Um
descaso com a história da cidade. O museu histórico
de Taubaté, “Professor Paulo Camilher Florençano”,
administrado pela área de cultura da prefeitura, está
fechado há mais de um ano. Quem denuncia não é
nenhum oposicionista. É nada menos que o presidente da
Câmara Municipal e sobrinho do prefeito, vereador Carlos
Peixoto (PMDB).
Na sessão legislativa de
terça-feira, 19, ele foi à tribuna da Casa Legislativa
e denunciou o problema. Segundo o parlamentar, seu desabafo foi
provocado por munícipes que foram até ele cobrar
uma solução para o impasse. Afinal, crianças
que freqüentavam regularmente o Museu há mais de um
ano não podem mais consultar seu acervo. Carlos Peixoto
confirmou que o museu está fechado há mais de um
ano e que um de seus assessores teve sua entrada barrada quando
tentou entrar no Museu.
“Manter o Museu fechado é um descaso com a população.
É inadmissível, pois temos documentos importantíssimos
lá, que relatam a história do município.
Quanto mais tempo demorar para reabrir, estaremos negligenciando.
Em Taubaté, infelizmente, outros prefeitos deixaram acabar
um pouco da história. Alguns casarões, no centro
da cidade, viraram estacionamento”, disse revoltado, o presidente
da Câmara.
Carlão, como é conhecido
o presidente da Câmara e ex-líder de seu tio na Câmara,
chega a fazer um apelo ao prefeito Roberto Peixoto. “Isso
é um crime com a história. Vamos respeitar o passado
das pessoas que fizeram Taubaté essa grande cidade. Senhor
prefeito, encarecidamente, eu peço que cuide da nossa memória.
Um povo sem memória é um povo sem alma”.
|
Na
mesma sessão, Carlos Peixoto protocolou um requerimento
encaminhado ao prefeito onde relata o imbróglio e cobra
providências para que o museu seja reaberto para a população.

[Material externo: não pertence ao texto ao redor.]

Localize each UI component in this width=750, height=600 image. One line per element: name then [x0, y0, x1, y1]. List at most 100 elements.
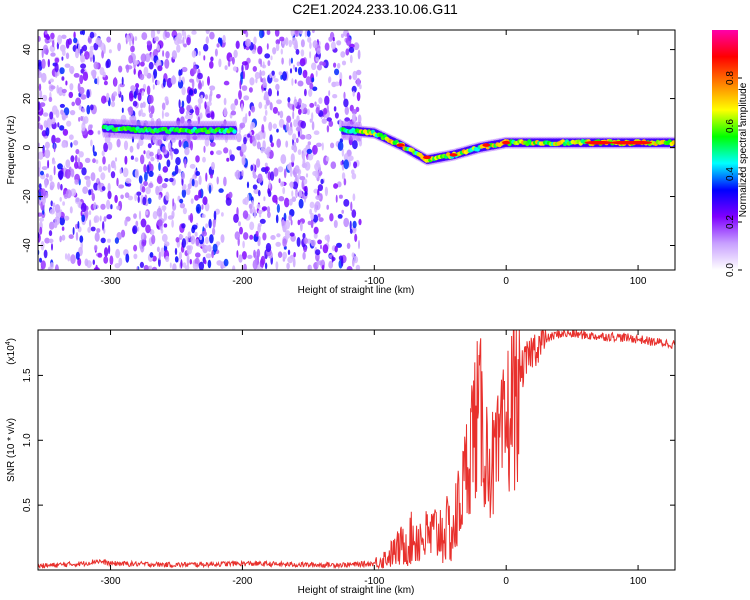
heatmap-cell [357, 49, 361, 60]
heatmap-cell [47, 266, 52, 270]
heatmap-cell [328, 120, 334, 127]
heatmap-cell [209, 61, 214, 69]
heatmap-cell [67, 253, 71, 262]
heatmap-cell [216, 150, 222, 156]
heatmap-cell [210, 150, 214, 156]
heatmap-cell [138, 138, 144, 146]
heatmap-cell [306, 148, 313, 155]
heatmap-cell [140, 53, 147, 63]
heatmap-cell [163, 241, 170, 247]
heatmap-cell [276, 233, 281, 238]
heatmap-cell [80, 202, 87, 213]
heatmap-cell [249, 207, 253, 214]
heatmap-cell [326, 104, 329, 113]
heatmap-cell [186, 110, 189, 116]
heatmap-cell [95, 37, 101, 45]
heatmap-cell [320, 244, 322, 250]
heatmap-cell [298, 189, 303, 199]
heatmap-cell [137, 92, 142, 101]
heatmap-cell [223, 80, 230, 86]
heatmap-cell [77, 221, 80, 229]
heatmap-cell [49, 221, 55, 230]
heatmap-cell [97, 252, 103, 258]
heatmap-cell [73, 140, 79, 146]
heatmap-cell [266, 30, 271, 36]
heatmap-cell [143, 66, 149, 77]
heatmap-cell [110, 171, 116, 179]
heatmap-cell [242, 70, 246, 80]
heatmap-cell [40, 260, 46, 270]
heatmap-cell [156, 246, 160, 253]
heatmap-cell [181, 171, 186, 180]
heatmap-cell [282, 238, 287, 248]
heatmap-cell [350, 201, 353, 212]
heatmap-cell [270, 142, 274, 148]
heatmap-cell [287, 97, 291, 103]
heatmap-cell [86, 54, 89, 59]
heatmap-cell [52, 40, 55, 48]
heatmap-cell [304, 191, 308, 197]
heatmap-cell [245, 31, 249, 38]
heatmap-cell [343, 159, 350, 170]
heatmap-cell [324, 95, 330, 106]
heatmap-cell [267, 60, 271, 67]
heatmap-cell [102, 156, 106, 165]
heatmap-cell [100, 203, 106, 210]
heatmap-cell [247, 254, 253, 259]
colorbar-tick-label: 0.2 [725, 215, 736, 229]
heatmap-cell [305, 173, 309, 178]
heatmap-cell [52, 206, 55, 214]
snr-multiplier-base: (x10 [6, 345, 17, 365]
heatmap-cell [187, 183, 192, 190]
heatmap-cell [59, 235, 62, 243]
heatmap-hotspot [482, 143, 491, 147]
heatmap-cell [315, 160, 320, 168]
heatmap-cell [306, 108, 310, 116]
heatmap-cell [136, 266, 139, 270]
heatmap-cell [127, 195, 133, 201]
heatmap-cell [178, 75, 182, 83]
x-tick-label: 0 [503, 576, 509, 587]
heatmap-cell [38, 36, 41, 42]
heatmap-cell [89, 45, 95, 52]
heatmap-cell [112, 91, 118, 97]
heatmap-cell [129, 92, 134, 102]
heatmap-cell [133, 60, 139, 65]
heatmap-cell [265, 242, 272, 253]
heatmap-cell [48, 96, 53, 102]
heatmap-cell [50, 200, 53, 207]
heatmap-cell [312, 144, 318, 155]
heatmap-cell [312, 30, 315, 34]
heatmap-cell [202, 156, 206, 163]
colorbar-tick-label: 0.0 [725, 263, 736, 277]
heatmap-cell [236, 250, 239, 258]
heatmap-cell [156, 207, 163, 217]
heatmap-cell [242, 198, 247, 205]
heatmap-cell [310, 218, 314, 229]
heatmap-cell [345, 48, 350, 56]
x-tick-label: -100 [364, 276, 384, 287]
heatmap-hotspot [396, 143, 405, 147]
heatmap-cell [148, 163, 154, 173]
heatmap-cell [215, 208, 220, 215]
snr-series-line [38, 330, 675, 570]
heatmap-cell [208, 184, 212, 194]
heatmap-cell [51, 134, 56, 144]
heatmap-cell [321, 118, 327, 124]
heatmap-cell [41, 72, 47, 83]
heatmap-cell [164, 112, 170, 117]
heatmap-cell [41, 58, 46, 69]
heatmap-cell [302, 251, 306, 260]
heatmap-cell [61, 76, 65, 81]
heatmap-cell [300, 120, 307, 129]
heatmap-cell [352, 70, 358, 81]
heatmap-cell [253, 36, 257, 45]
heatmap-cell [54, 62, 59, 73]
heatmap-cell [200, 94, 203, 100]
heatmap-cell [101, 95, 107, 104]
heatmap-cell [253, 209, 257, 219]
heatmap-cell [317, 184, 323, 192]
heatmap-cell [285, 140, 289, 148]
heatmap-cell [38, 167, 41, 177]
heatmap-cell [130, 85, 136, 91]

No documento, Carlão conta que de acordo com o depoimento
de algumas pessoas que tiveram acesso ao museu, o forro foi retirado
e quando chove, existem goteiras e o local torna-se úmido,
colocando em risco parte do acervo alojado, que requer cuidados
especiais na sua preservação.
“É um descaso a omissão
do Poder Público pois lá temos documentos que relatam
a nossa história. Com isso, a cidade perde referências
fundamentais que prejudicam definitivamente a compreensão
do seu passado e conseqüentemente, perde a consciência
histórica do presente”
Outro
lado
A
nova gerente de Cultura, Duda Matos, confirma a situação
dos museus. Confira entrevista na página 6.
O ex-gerente da área de Cultura e atual diretor do Departamento
de Meio Ambiente, Turismo e Cultura, Anderson Ferreira, futuro
genro do prefeito, disse que não pode dar entrevista sem
autorização prévia da assessoria de imprensa.